Why was baby insured for $500,000 of life insurance?

A father’s greed for $500,000 of life insurance ended the short life of smiling toddler Prince McLeod Rams.

His father Joaquin drowned the doe-eyed Washington, D.C.-area tyke, who was just 15 months old.

How could Joaquin get away with buying a fortune worth of life insurance on an infant?

Life insurance can keep a family running if a spouse dies of cancer, or a business afloat if a key partner has a heart attack. These are valid reasons for insuring someone’s life. It’s called an insurable interest. It’s a standard requirement that helps keep life policies from becoming murder weapons.

Yet Rams hoodwinked the life-insurance system.

In applying for coverage, Rams lied that the boy’s estranged mother was dead in order to avoid telling her about his plans to insure Prince’s life.

Simply trying to insure a newborn also should’ve raised red flags when Joaquin sought the coverage. His shaky finances gave him yet a deeper murder motive.

Rams was blowing through money. He even planned to move out of his Northern Virginia home to rent it out and make his mortgage payments.

His suspicious behavior finally did him in. Rams told his Realtor right after Prince died that he was moving back home.

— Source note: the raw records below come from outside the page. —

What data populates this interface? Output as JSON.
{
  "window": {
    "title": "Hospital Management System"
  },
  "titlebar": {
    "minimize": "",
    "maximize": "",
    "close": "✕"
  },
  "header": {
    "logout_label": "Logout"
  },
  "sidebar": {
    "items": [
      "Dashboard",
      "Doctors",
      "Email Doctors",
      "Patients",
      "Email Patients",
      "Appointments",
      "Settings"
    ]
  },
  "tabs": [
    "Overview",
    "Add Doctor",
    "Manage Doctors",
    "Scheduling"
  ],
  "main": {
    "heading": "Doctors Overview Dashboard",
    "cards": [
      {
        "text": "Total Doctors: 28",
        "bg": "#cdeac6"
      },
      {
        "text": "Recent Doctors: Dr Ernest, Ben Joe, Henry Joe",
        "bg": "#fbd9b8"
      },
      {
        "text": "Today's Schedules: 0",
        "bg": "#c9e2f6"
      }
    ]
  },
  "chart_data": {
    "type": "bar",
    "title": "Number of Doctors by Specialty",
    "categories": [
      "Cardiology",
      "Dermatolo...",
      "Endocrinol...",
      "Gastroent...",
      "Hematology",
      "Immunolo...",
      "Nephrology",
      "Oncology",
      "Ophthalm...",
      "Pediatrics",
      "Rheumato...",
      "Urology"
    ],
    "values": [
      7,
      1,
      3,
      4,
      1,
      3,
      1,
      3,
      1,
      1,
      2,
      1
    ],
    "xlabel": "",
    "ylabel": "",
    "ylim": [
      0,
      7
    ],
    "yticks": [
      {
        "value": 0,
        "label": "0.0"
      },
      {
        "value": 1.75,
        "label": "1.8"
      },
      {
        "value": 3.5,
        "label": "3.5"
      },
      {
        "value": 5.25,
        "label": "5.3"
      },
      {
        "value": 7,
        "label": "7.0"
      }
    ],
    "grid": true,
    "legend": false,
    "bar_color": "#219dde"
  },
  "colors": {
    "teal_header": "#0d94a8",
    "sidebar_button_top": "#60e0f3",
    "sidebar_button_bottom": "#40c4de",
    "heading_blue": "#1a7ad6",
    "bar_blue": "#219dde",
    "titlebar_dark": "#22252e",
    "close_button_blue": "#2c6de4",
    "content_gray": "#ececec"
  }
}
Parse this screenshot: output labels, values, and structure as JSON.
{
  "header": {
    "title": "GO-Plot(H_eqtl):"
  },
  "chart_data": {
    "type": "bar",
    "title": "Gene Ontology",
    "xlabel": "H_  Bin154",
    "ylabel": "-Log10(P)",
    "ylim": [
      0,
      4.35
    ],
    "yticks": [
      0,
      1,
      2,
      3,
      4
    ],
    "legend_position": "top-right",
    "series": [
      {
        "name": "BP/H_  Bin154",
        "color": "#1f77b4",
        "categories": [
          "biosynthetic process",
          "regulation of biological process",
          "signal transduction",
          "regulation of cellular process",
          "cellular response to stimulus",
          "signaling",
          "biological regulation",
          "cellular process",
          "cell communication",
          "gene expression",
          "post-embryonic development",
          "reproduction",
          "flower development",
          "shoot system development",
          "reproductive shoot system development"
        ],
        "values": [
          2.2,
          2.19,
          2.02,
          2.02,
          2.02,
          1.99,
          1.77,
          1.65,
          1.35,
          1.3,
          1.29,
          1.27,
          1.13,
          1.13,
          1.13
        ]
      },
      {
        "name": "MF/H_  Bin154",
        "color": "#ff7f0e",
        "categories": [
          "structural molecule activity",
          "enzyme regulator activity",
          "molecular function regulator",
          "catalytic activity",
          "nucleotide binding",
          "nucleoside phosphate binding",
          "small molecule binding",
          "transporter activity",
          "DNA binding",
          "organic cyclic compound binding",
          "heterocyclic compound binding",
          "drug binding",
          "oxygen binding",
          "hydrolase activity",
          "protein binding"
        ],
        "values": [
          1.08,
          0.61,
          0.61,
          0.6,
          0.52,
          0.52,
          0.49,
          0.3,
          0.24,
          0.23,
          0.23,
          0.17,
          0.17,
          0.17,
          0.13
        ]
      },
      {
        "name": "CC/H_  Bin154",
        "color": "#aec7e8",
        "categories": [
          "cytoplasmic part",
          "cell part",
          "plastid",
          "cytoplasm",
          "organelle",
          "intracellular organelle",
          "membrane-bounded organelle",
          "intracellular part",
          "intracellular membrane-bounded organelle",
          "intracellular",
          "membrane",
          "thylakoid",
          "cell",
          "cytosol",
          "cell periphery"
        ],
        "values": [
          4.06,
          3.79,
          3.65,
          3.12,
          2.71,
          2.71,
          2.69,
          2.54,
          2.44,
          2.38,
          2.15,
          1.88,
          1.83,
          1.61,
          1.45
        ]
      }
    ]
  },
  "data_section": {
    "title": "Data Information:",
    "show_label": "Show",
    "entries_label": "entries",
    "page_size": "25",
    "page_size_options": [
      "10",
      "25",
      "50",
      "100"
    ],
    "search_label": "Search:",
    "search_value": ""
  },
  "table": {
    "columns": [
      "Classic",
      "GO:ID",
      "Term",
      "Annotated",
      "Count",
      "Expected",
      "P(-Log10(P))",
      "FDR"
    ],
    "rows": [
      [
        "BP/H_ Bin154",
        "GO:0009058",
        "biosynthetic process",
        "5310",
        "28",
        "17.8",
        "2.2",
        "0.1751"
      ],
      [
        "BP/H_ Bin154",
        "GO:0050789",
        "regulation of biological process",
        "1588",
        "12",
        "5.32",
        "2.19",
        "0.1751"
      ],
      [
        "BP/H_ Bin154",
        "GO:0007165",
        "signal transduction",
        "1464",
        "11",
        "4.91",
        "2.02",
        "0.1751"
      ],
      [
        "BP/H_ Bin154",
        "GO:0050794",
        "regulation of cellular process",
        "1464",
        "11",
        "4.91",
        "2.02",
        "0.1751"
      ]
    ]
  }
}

He said he was buying new appliances and re-painting his home, even though his finances were on quicksand at the time. Detailed forensics also revealed Prince was drowned.

Did any insurer check whether Prince’s mother was alive? Did they check Rams’ finances? Did the mere fact of a young father insuring a newborn’s life trigger enough alarm bells for a deeper look at his motives?

We need a high standard of scrutiny for insuring the precious lives of toddlers and other youths. That responsibility extends from life insurers to insurance agents to state laws that permit such sales.

Little Prince never had a childhood. But his death can help other kids live their childhoods. We must tighten a life-insurance system that sadly allowed Prince to perish all too young.